For the next year, Petock will pay $525 a month to volunteer as a ward nurse for Mercy Ships. The nearly 30-year-old Christian charity provides free medical care in developing countries on ships converted into floating hospitals.

The group also helps the local communities with water, sanitation and agricultural projects; HIV/AIDS prevention; and construction of schools and clinics.

Medical staff perform about 7,000 surgeries a year, including cataracts and tumor removal, and cleft lip and palate reconstructions. The Africa Mercy ship has six operating rooms and a ward with 78 beds.
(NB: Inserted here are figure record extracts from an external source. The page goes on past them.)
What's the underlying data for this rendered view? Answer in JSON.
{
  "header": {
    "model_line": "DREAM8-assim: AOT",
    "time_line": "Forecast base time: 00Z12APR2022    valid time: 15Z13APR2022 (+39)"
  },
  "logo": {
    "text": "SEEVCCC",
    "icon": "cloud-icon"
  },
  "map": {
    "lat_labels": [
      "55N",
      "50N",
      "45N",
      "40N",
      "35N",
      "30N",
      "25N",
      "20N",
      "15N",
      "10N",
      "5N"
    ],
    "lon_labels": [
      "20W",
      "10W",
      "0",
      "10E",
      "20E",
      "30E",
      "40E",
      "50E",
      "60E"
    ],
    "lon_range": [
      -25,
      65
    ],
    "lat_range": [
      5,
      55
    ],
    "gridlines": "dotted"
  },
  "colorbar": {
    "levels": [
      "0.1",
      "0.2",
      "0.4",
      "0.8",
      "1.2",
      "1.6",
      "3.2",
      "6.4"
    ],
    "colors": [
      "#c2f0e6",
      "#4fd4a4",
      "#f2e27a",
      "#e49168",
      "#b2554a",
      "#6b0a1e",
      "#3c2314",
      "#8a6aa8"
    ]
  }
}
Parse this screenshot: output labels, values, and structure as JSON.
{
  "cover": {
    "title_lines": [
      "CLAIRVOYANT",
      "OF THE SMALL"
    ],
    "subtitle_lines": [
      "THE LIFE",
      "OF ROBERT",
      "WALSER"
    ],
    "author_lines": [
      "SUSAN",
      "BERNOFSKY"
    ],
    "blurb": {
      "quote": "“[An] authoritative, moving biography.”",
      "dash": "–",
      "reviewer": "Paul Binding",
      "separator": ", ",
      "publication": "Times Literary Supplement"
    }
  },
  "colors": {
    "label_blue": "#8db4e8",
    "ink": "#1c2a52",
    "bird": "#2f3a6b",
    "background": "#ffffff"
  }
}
The year of service will cost Petock about $10,000. She must pay for her flight along with monthly room and board. She will live in a small cabin with at least three other volunteers near a country whose citizens have been displaced by a history of civil war.

She can't wait.

Petock has long envisioned spending her much of her career volunteering. She grew up in the church, attended her congregation's Calvary Christian Academy in Philadelphia, and spent time counseling youth and building houses in Panama. But for a while, it looked as if softball might be her calling.

Petock was an ace pitcher and threw for the Warrington Thunder travel team as a teenager. She decided to leave Calvary Christian Academy and attend Archbishop Wood High School in Warminster to play against the kind of competition that could get her noticed, and perhaps land a college scholarship.